Artificial intelligence has gained a reputation as something of a miracle worker when it comes to diagnosing disease. Deep learning systems reportedly have outperformed doctors at diagnosing heart disease and lung cancer, analyzing genetic sequencing, and screening for eye diseases, to cite several examples. The Food and Drug Administration this year began approving AI tools for medical uses that include finding wrist fractures in X-ray images and spotting the signs of an impending stroke.
But a new study by the Icahn School of Medicine at Mount Sinai in New York found an apparent blind spot for computer vision and deep learning systems that could crop up frequently in everyday, real-world use. When faced with data from other hospitals or outside systems — where, for instance, they might use a different type of CT scanner than that used on their own networks — the AI tools showed a marked drop-off in performance. What’s more, in a rather human-like move, they weren’t above fudging their results a bit to make them look better.
The AI systems in this case involved a framework called convolutional neural networks (CNN) that had been trained to analyze chest X-rays to identify signs of pneumonia. The researchers measured how well the AI tools performed with 158,000 chest X-rays from three medical institutions: Mount Sinai, the National Institutes of Health and Indiana University Hospital. When dealing with X-rays from their own network, the systems did fine, but when faced with outside data, their performance dropped significantly in three out of five cases on average.
One thing the CNNs accomplished with outside sources, however, was in identifying where outside X-rays came from, and that’s where they got a little out of line. According to the researchers, the systems “cheated at their predictive task” by apparently letting their diagnosis be influenced by the rate of pneumonia at the source hospital.
The researchers concluded that, for all of AI’s promise, hospitals should tread carefully before putting systems on the job.
"Our findings should give pause to those considering rapid deployment of artificial intelligence platforms without rigorously assessing their performance in real-world clinical settings reflective of where they are being deployed," Dr. Eric Oermann, an instructor in neurosurgery at the Icahn School and senior author of the research paper, said in a report from the research team at ScienceDaily. "Deep learning models trained to perform medical diagnosis can generalize well, but this cannot be taken for granted since patient populations and imaging techniques differ significantly across institutions."
The Mount Sinai study looked at a fairly narrow application of AI and deep learning models, but the findings reflect what has been an ongoing challenge for AI development. AI systems to date have been exemplary at clearly defined tasks, but can’t work outside their lanes. Neural networks have improved, displaying an ability to learn from fewer examples, but they still require extensive, time-consuming training to get to that point. The next wave of AI technologies — what the Defense Advanced Research Projects Agency (DARPA) calls the third wave of AI — is still in development. And general AI, which would allow systems to work intuitively, learning as humans do, is still a fair stretch down the road.

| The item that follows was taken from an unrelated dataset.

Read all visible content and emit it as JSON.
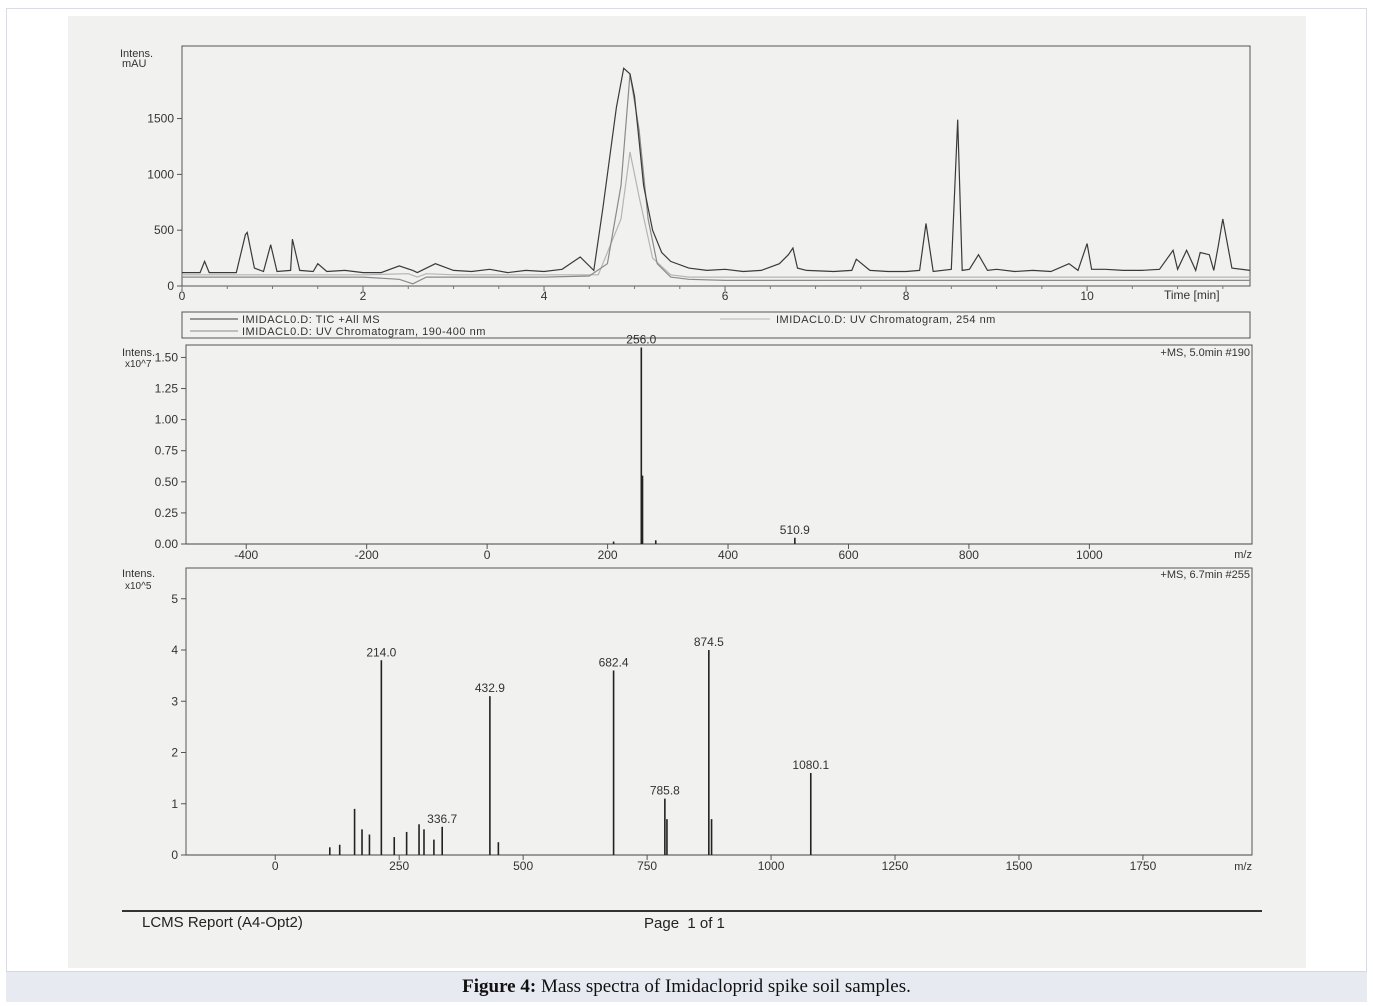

In the Mount Sinai study, the CNNs ran into trouble working with an enormous number of parameters, which made it hard to identify variables like the types of CT scanners used or the quality of resolution. "If CNN systems are to be used for medical diagnosis, they must be tailored to carefully consider clinical questions, tested for a variety of real-world scenarios, and carefully assessed to determine how they impact accurate diagnosis," said John Zech, an Icahn medical student and first author of the paper.
Diagnosing the Limits
AI is still new to the medical field, as it is in every other field. The cautions raised by the Mount Sinai team are the same that other practitioners have raised, citing the current limits of the technology. But it’s also seen as a revolutionary tool in medical care, with the potential to have a significant impact on diagnoses, treatment, scheduling and billing.
The Centers for Medicare and Medicaid Services, for instance, recently announced its AI Health Outcomes Challenge for next year, inviting people in both the medical field and general AI development to contribute ideas of what AI can do to improve health care. Part of the process is also determining what AI can’t do, at least yet, which could help AI hold up the “first, do no harm” aspect of medicine.